A paper released on Sunday by the journal Nature Geoscience reports that the temperature at a research station in the middle of West Antarctica has warmed by 4.4 degrees Fahrenheit since 1958. That is roughly twice as much as scientists previously thought and three times the overall rate of global warming, making central West Antarctica one of the fastest-warming regions on earth.

"The surprises keep coming," said Andrew J. Monaghan, a scientist at the National Center for Atmospheric Research in Boulder, Colo., who took part in the study. "When you see this type of warming, I think it's alarming."Of course, warming in Antarctica is a relative concept. West Antarctica remains an exceedingly cold place, with average annual temperatures in the center of the ice sheet that are nearly 50 degrees Fahrenheit below freezing.

But the temperature there does sometimes rise above freezing in the summer, and the new research raises the possibility that it might begin to happen more often, potentially weakening the ice sheet through surface melting. The ice sheet is already under attack at the edges by warmer ocean water, and scientists are on alert for any fresh threat.

A potential collapse of the West Antarctic ice sheet is one of the long-term hazards that have led experts to worry about global warming. The base of the ice sheet sits below sea level, in a configuration that makes it especially vulnerable. Scientists say a breakup of the ice sheet, over a period that would presumably last at least several hundred years, could raise global sea levels by 10 feet, possibly more.

The new research is an attempt to resolve a scientific controversy that erupted several years ago about exactly how fast West Antarctica is warming. With few automated weather stations and even fewer human observers in the region, scientists have had to use statistical techniques to infer long-term climate trends from sparse data.

A nearby area called the Antarctic Peninsula, which juts north from West Antarctica and for which fairly good records are available, was already known to be warming rapidly. A 2009 paper found extensive warming in the main part of West Antarctica, but those results were challenged by a group that included climate change contrarians.

To try to get to the bottom of the question, David H. Bromwich of Ohio State University pulled together a team that focused on a single temperature record.
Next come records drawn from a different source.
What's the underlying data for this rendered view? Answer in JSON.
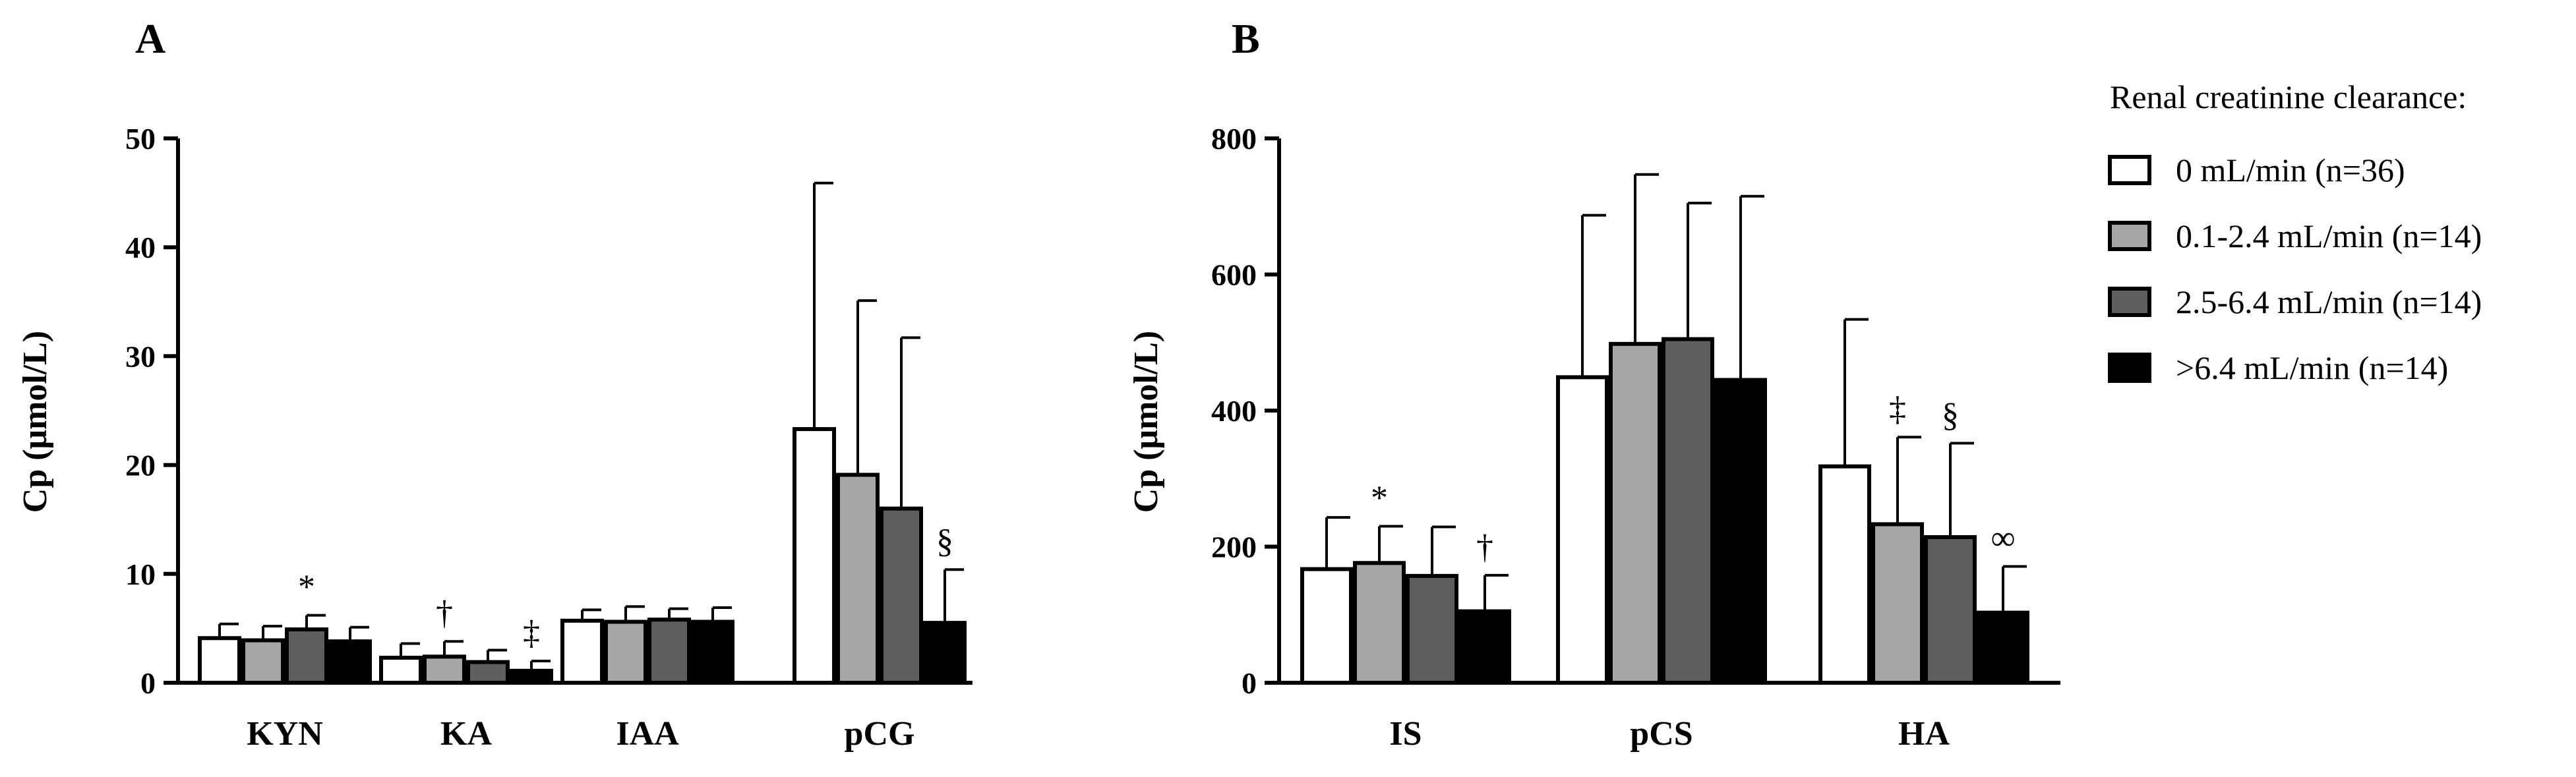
{
  "colors": {
    "series": [
      "#ffffff",
      "#a6a6a6",
      "#5e5e5e",
      "#000000"
    ],
    "edge": "#000000"
  },
  "legend": {
    "title": "Renal creatinine clearance:",
    "placement": "right",
    "items": [
      "0 mL/min  (n=36)",
      "0.1-2.4 mL/min (n=14)",
      "2.5-6.4 mL/min (n=14)",
      ">6.4 mL/min (n=14)"
    ]
  },
  "chart_data": [
    {
      "type": "bar",
      "panel_label": "A",
      "ylabel": "Cp (μmol/L)",
      "ylim": [
        0,
        50
      ],
      "yticks": [
        0,
        10,
        20,
        30,
        40,
        50
      ],
      "categories": [
        "KYN",
        "KA",
        "IAA",
        "pCG"
      ],
      "series": [
        {
          "name": "0 mL/min  (n=36)",
          "values": [
            4.1,
            2.3,
            5.7,
            23.3
          ],
          "errors": [
            1.3,
            1.3,
            1.0,
            22.6
          ]
        },
        {
          "name": "0.1-2.4 mL/min (n=14)",
          "values": [
            3.9,
            2.4,
            5.6,
            19.1
          ],
          "errors": [
            1.3,
            1.4,
            1.4,
            16.0
          ]
        },
        {
          "name": "2.5-6.4 mL/min (n=14)",
          "values": [
            4.9,
            1.9,
            5.8,
            16.0
          ],
          "errors": [
            1.3,
            1.1,
            1.0,
            15.7
          ]
        },
        {
          "name": ">6.4 mL/min (n=14)",
          "values": [
            3.8,
            1.1,
            5.6,
            5.5
          ],
          "errors": [
            1.3,
            0.9,
            1.3,
            4.9
          ]
        }
      ],
      "annotations": [
        {
          "category": "KYN",
          "series": 2,
          "text": "*"
        },
        {
          "category": "KA",
          "series": 1,
          "text": "†"
        },
        {
          "category": "KA",
          "series": 3,
          "text": "‡"
        },
        {
          "category": "pCG",
          "series": 3,
          "text": "§"
        }
      ]
    },
    {
      "type": "bar",
      "panel_label": "B",
      "ylabel": "Cp (μmol/L)",
      "ylim": [
        0,
        800
      ],
      "yticks": [
        0,
        200,
        400,
        600,
        800
      ],
      "categories": [
        "IS",
        "pCS",
        "HA"
      ],
      "series": [
        {
          "name": "0 mL/min  (n=36)",
          "values": [
            167,
            449,
            318
          ],
          "errors": [
            76,
            238,
            216
          ]
        },
        {
          "name": "0.1-2.4 mL/min (n=14)",
          "values": [
            176,
            498,
            233
          ],
          "errors": [
            54,
            249,
            128
          ]
        },
        {
          "name": "2.5-6.4 mL/min (n=14)",
          "values": [
            157,
            505,
            214
          ],
          "errors": [
            72,
            200,
            138
          ]
        },
        {
          "name": ">6.4 mL/min (n=14)",
          "values": [
            105,
            445,
            103
          ],
          "errors": [
            53,
            270,
            68
          ]
        }
      ],
      "annotations": [
        {
          "category": "IS",
          "series": 1,
          "text": "*"
        },
        {
          "category": "IS",
          "series": 3,
          "text": "†"
        },
        {
          "category": "HA",
          "series": 1,
          "text": "‡"
        },
        {
          "category": "HA",
          "series": 2,
          "text": "§"
        },
        {
          "category": "HA",
          "series": 3,
          "text": "∞"
        }
      ]
    }
  ]
}
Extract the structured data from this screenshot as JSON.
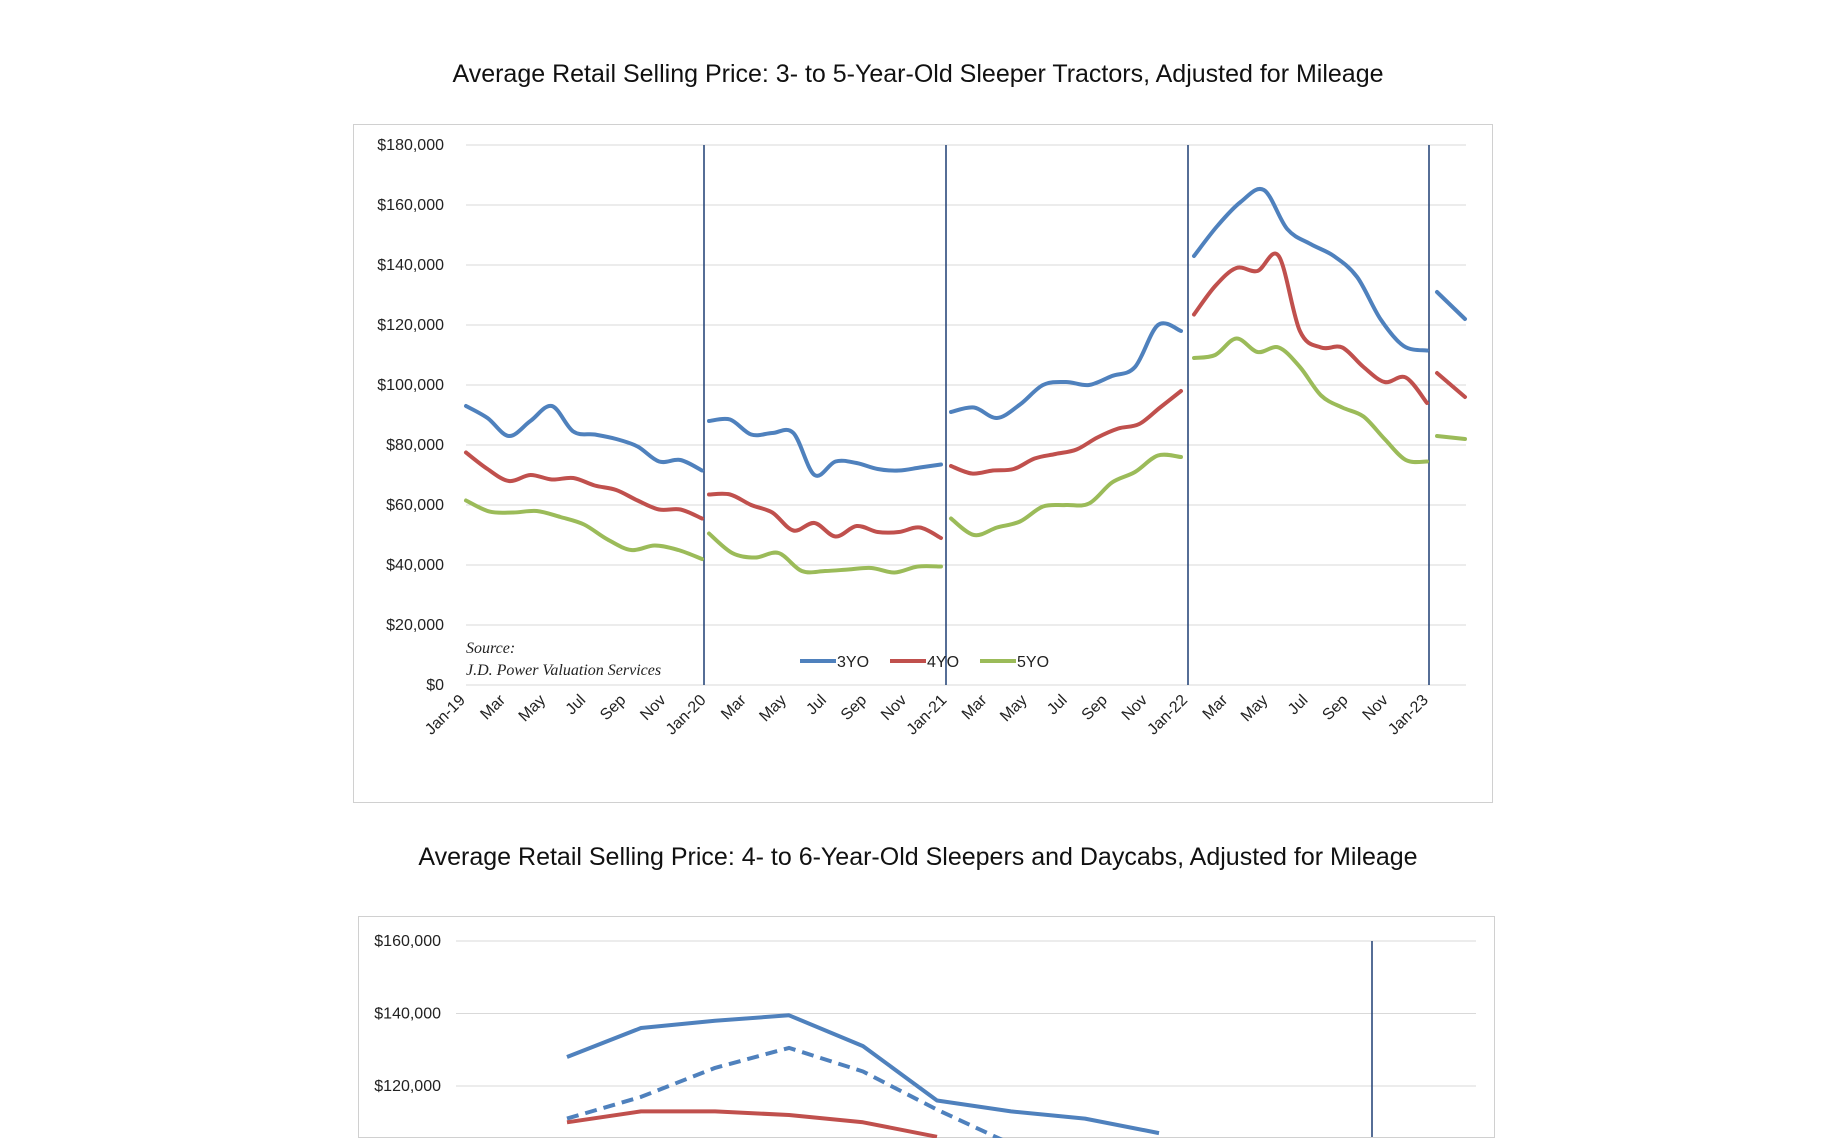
{
  "chart_data": [
    {
      "type": "line",
      "title": "Average Retail Selling Price: 3- to 5-Year-Old Sleeper Tractors, Adjusted for Mileage",
      "source_label": "Source:",
      "source_text": "J.D. Power Valuation Services",
      "ylim": [
        0,
        180000
      ],
      "yticks": [
        "$0",
        "$20,000",
        "$40,000",
        "$60,000",
        "$80,000",
        "$100,000",
        "$120,000",
        "$140,000",
        "$160,000",
        "$180,000"
      ],
      "xtick_labels": [
        "Jan-19",
        "Mar",
        "May",
        "Jul",
        "Sep",
        "Nov",
        "Jan-20",
        "Mar",
        "May",
        "Jul",
        "Sep",
        "Nov",
        "Jan-21",
        "Mar",
        "May",
        "Jul",
        "Sep",
        "Nov",
        "Jan-22",
        "Mar",
        "May",
        "Jul",
        "Sep",
        "Nov",
        "Jan-23"
      ],
      "grid": true,
      "legend_position": "bottom",
      "year_separators": [
        "Jan-20",
        "Jan-21",
        "Jan-22",
        "Jan-23"
      ],
      "series": [
        {
          "name": "3YO",
          "color": "#4f81bd",
          "segments": [
            [
              93000,
              89000,
              83000,
              88000,
              93000,
              84500,
              83500,
              82000,
              79500,
              74500,
              75000,
              71500
            ],
            [
              88000,
              88500,
              83500,
              84000,
              84000,
              70000,
              74500,
              74000,
              72000,
              71500,
              72500,
              73500
            ],
            [
              91000,
              92500,
              89000,
              93500,
              100000,
              101000,
              100000,
              103000,
              106000,
              120000,
              118000
            ],
            [
              143000,
              153000,
              161000,
              165000,
              152000,
              147000,
              143000,
              136000,
              122000,
              113000,
              111500
            ],
            [
              131000,
              122000
            ]
          ]
        },
        {
          "name": "4YO",
          "color": "#c0504d",
          "segments": [
            [
              77500,
              72000,
              68000,
              70000,
              68500,
              69000,
              66500,
              65000,
              61500,
              58500,
              58500,
              55500
            ],
            [
              63500,
              63500,
              60000,
              57500,
              51500,
              54000,
              49500,
              53000,
              51000,
              51000,
              52500,
              49000
            ],
            [
              73000,
              70500,
              71500,
              72000,
              75500,
              77000,
              78500,
              82500,
              85500,
              87000,
              92500,
              98000
            ],
            [
              123500,
              133000,
              139000,
              138000,
              143000,
              118000,
              112500,
              112500,
              106000,
              101000,
              102500,
              94000
            ],
            [
              104000,
              96000
            ]
          ]
        },
        {
          "name": "5YO",
          "color": "#9bbb59",
          "segments": [
            [
              61500,
              57800,
              57500,
              58000,
              56000,
              53500,
              48500,
              45000,
              46500,
              45000,
              42000
            ],
            [
              50500,
              44000,
              42500,
              44000,
              38000,
              38000,
              38500,
              39000,
              37500,
              39500,
              39500
            ],
            [
              55500,
              50000,
              52500,
              54500,
              59500,
              60000,
              60500,
              67500,
              71000,
              76500,
              76000
            ],
            [
              109000,
              110000,
              115500,
              111000,
              112500,
              106000,
              96500,
              92500,
              89500,
              82000,
              75000,
              74500
            ],
            [
              83000,
              82000
            ]
          ]
        }
      ]
    },
    {
      "type": "line",
      "title": "Average Retail Selling Price: 4- to 6-Year-Old Sleepers and Daycabs, Adjusted for Mileage",
      "visible_yticks": [
        "$120,000",
        "$140,000",
        "$160,000"
      ],
      "grid": true,
      "series": [
        {
          "color": "#4f81bd",
          "style": "solid",
          "values": [
            128000,
            136000,
            138000,
            139500,
            131000,
            116000,
            113000,
            111000,
            107000
          ]
        },
        {
          "color": "#4f81bd",
          "style": "dashed",
          "values": [
            111000,
            117000,
            125000,
            130500,
            124000,
            113500,
            104000
          ]
        },
        {
          "color": "#c0504d",
          "style": "solid",
          "values": [
            110000,
            113000,
            113000,
            112000,
            110000,
            106000
          ]
        }
      ]
    }
  ]
}
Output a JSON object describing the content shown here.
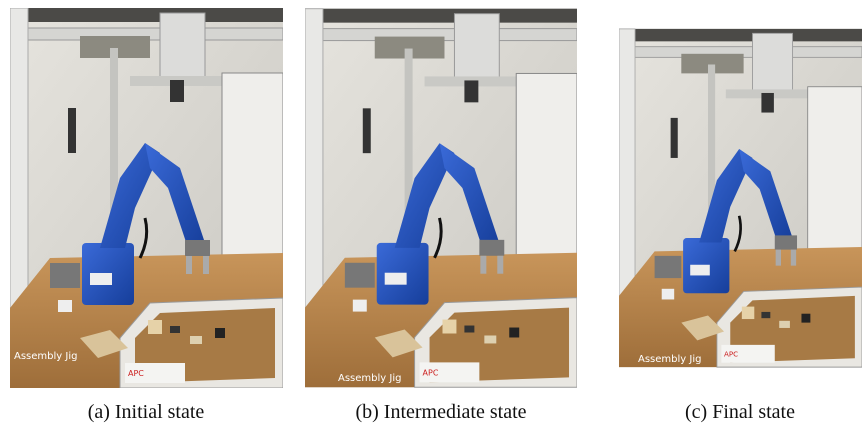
{
  "figure": {
    "panels": [
      {
        "label": "Assembly Jig",
        "caption": "(a) Initial state"
      },
      {
        "label": "Assembly Jig",
        "caption": "(b) Intermediate state"
      },
      {
        "label": "Assembly Jig",
        "caption": "(c) Final state"
      }
    ]
  }
}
At a lonely outpost called Byrd Station, in central West Antarctica, people and automated equipment have been keeping track of temperature and other weather variables since the late 1950s.

It is by far the longest weather record in that region, but it had intermittent gaps and other problems that had made many researchers wary of it. The Bromwich group decided to try to salvage the Byrd record.

They retrieved one of the sensors and recalibrated at the University of Wisconsin. They discovered a software error that had introduced mistakes into the record and then used computerized analyses of the atmosphere to fill the gaps.

The reconstruction will most likely undergo intensive scientific scrutiny, which Dr. Bromwich said he would welcome. "We've tested everything we could think of," he said.

Assuming the research holds up, it suggests that the 2009 paper, far from overestimating warming in West Antarctica, had probably underestimated it, especially in summer.

Eric J. Steig, a University of Washington researcher who led the 2009 work, said in an interview that he considered his paper to have been supplanted by the new research. "I think their results are better than ours, and should be adopted as the best estimate," he said. He noted that the new Byrd record matches a recent temperature reconstruction from a nearby borehole in the ice sheet, adding confidence in the findings.

Much of the warming discovered in the new paper happened in the 1980s, around the same time the planet was beginning to warm briskly. More recently, Dr. Bromwich said, the weather in West Antarctica seems to have become somewhat erratic. In the summer of 2005, the interior of West Antarctica warmed enough for the ice to undergo several days of surface melting.

Dr. Bromwich is worried that this could eventually become routine, perhaps accelerating the decay of the West Antarctic ice sheet, but the warming is not fast enough for that to happen right away. "We're talking decades into the future, I think," Dr. Bromwich said.